Scan with Veracode Greenlight for Android Studio

Veracode Greenlight

The Veracode Greenlight for Android Studio plugin requires compilable Java files that successfully built into Java class files. If you are unable to scan with Greenlight for Android Studio, ensure you have a Java class file built for the Java file you want to scan.

To perform this task, you must have the Greenlight IDE User role.

Before you scan, Veracode recommends that you select Build Automatically for your project in the Project menu, and you have resolved any blocking build errors. A scan times out after one minute if there are any issues.

Note: You can submit a package that contains both Java and JavaScript files, but only the Java files are scanned and the JavaScript files are ignored. You can either scan the JavaScript files one by one, or move them to a folder that only contains JavaScript files, which you can then submit for scanning.
To start a Veracode Greenlight scan in IntelliJ:
  1. Open the project and select the Java or JavaScript file you want to scan.
  2. Select Tools > Veracode Greenlight > Scan with Greenlight. Alternatively, you can click the green V icon in the menu bar or use the shortkey Ctrl+Shift+G.
    You can also right-click a package file and select Veracode Greenlight > Scan with Greenlight to scan all files contained in the package.
  3. After the scan is complete, review the security findings on the Veracode Greenlight tab.
    The Veracode Greenlight results are summarized in the Findings subtab.

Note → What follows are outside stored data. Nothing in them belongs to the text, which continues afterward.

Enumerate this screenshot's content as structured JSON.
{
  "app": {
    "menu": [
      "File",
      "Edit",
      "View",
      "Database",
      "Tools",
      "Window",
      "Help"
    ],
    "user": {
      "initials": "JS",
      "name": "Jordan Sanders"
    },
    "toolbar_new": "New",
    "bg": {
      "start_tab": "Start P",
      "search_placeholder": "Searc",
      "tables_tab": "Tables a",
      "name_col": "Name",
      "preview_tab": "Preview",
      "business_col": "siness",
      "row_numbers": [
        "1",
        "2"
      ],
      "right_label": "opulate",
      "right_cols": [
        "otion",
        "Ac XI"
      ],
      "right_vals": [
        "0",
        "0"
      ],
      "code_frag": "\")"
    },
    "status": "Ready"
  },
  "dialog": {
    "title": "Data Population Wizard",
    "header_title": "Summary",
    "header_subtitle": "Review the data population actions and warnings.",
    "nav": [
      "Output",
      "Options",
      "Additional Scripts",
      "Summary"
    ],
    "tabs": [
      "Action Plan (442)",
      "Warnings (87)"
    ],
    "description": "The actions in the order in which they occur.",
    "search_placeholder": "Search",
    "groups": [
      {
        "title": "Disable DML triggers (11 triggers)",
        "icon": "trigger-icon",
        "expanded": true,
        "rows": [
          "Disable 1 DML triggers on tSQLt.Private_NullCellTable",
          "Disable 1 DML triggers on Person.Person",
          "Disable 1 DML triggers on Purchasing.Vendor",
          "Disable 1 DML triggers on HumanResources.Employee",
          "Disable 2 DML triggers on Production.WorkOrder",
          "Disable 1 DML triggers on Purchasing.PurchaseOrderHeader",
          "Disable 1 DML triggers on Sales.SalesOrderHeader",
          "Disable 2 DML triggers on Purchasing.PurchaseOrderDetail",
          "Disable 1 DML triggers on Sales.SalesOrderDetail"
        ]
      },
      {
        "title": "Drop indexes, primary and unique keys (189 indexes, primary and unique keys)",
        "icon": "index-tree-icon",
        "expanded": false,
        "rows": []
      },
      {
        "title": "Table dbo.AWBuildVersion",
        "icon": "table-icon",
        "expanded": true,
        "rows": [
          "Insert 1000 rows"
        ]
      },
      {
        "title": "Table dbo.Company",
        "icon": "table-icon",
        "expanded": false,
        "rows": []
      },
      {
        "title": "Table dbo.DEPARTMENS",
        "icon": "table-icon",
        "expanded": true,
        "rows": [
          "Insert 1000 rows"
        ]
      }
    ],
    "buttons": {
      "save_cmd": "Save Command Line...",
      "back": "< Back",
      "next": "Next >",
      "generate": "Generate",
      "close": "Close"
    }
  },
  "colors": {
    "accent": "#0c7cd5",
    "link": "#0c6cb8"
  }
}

In the Best Practices subtab, Veracode indicates the CWEs protected against in the code. The scan level indicates whether Veracode scanned at the package level or file level.
  4. Double-click a finding to locate the issue in the specific line of code in the scanned file.
  5. Alternatively, right-click a finding to see the actions you can choose: open the finding in the scanned file, show the finding details in a separate Details pane, or filter by severity or CWE.